| I think we disagree fundamentally about rights in this situation. It's their objects and it'll never be ours. We wouldn't let Egypt come into Britain unearth items and take them back to Egypt. Ultimately that they couldn't stop us makes it okay for you. For me that is just 'might is right'. In the story above the kid neglected his tablet. That doesn't make it mine if I want it. My nephew will often cry if I start playing with a toy despite him originally neglecting it. I give him his toy. Because it's his. If I found a childhood toy in a friend's backyard I wouldn't walk off with it. It's still his. Should he die it would belong to his estate. When these objects were taken, most of the time laws were broken. No one questions this. Occasionally it was just bullied away.
Sometimes it was just stolen. People are still stealing objects from other countries. And it is wrong no matter how much they think they would value it more. [0] [0] https://www.bbc.co.uk/news/uk-england-somerset-61274804 |
Modern Egyptians don't have anything in common with ancient Egyptians. The artifacts found were in places long abandoned and forgotten, sometimes in places looted in antiquity. Sometimes in the middle of the desert. I don't understand what laws you think were broken. The British didn't raid any museums or enter people's homes (in so much as dig beneath them where the people had NO idea anything was there). They actually built the museums in Cairo where these artifacts are stored. Is there a proportion of artifacts that were taken from Egyptians, possibly stolen by the British? Absolutely. But the modern Egyptians owning those artifacts have so little in common with the ancient Egyptians that their own possession comes from theft anyway.
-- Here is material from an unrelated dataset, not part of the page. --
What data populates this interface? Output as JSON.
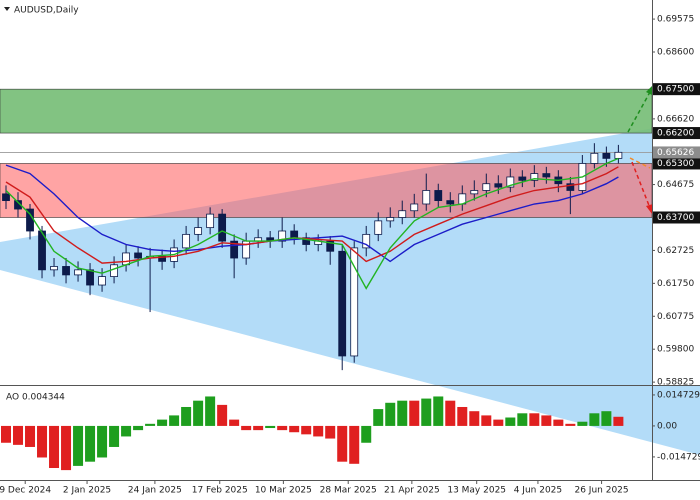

The difference is the British used them for archeological purposes that gave the artifact a different value. There is so little claim to genealogical ancestry by modern Egyptians that its preposterous to even have this conversation from. Especially when they've been looting and smashing grave sites since antiquity. [0] The history of ancient Egypt is the history of the World at this point. But its within the interests of Egypt As The State to safeguard its treasures because they derive their (quite profitable) national identity from it.
[0]https://nyupress.org/9781479820078/a-physician-on-the-nile/
FWIW, archeological expeditions happen in foreign countries all the time, and the ownership of found objects is pretty clearly negotiated before a dig site is even planned. It would be fucking stupid for a university to finance a trip where it actually can't possess or at least lease out the items it finds. Obviously, in countries embattled by instability and corruption it's much harder to fairly negotiate the status of artifacts, like in the article you linked.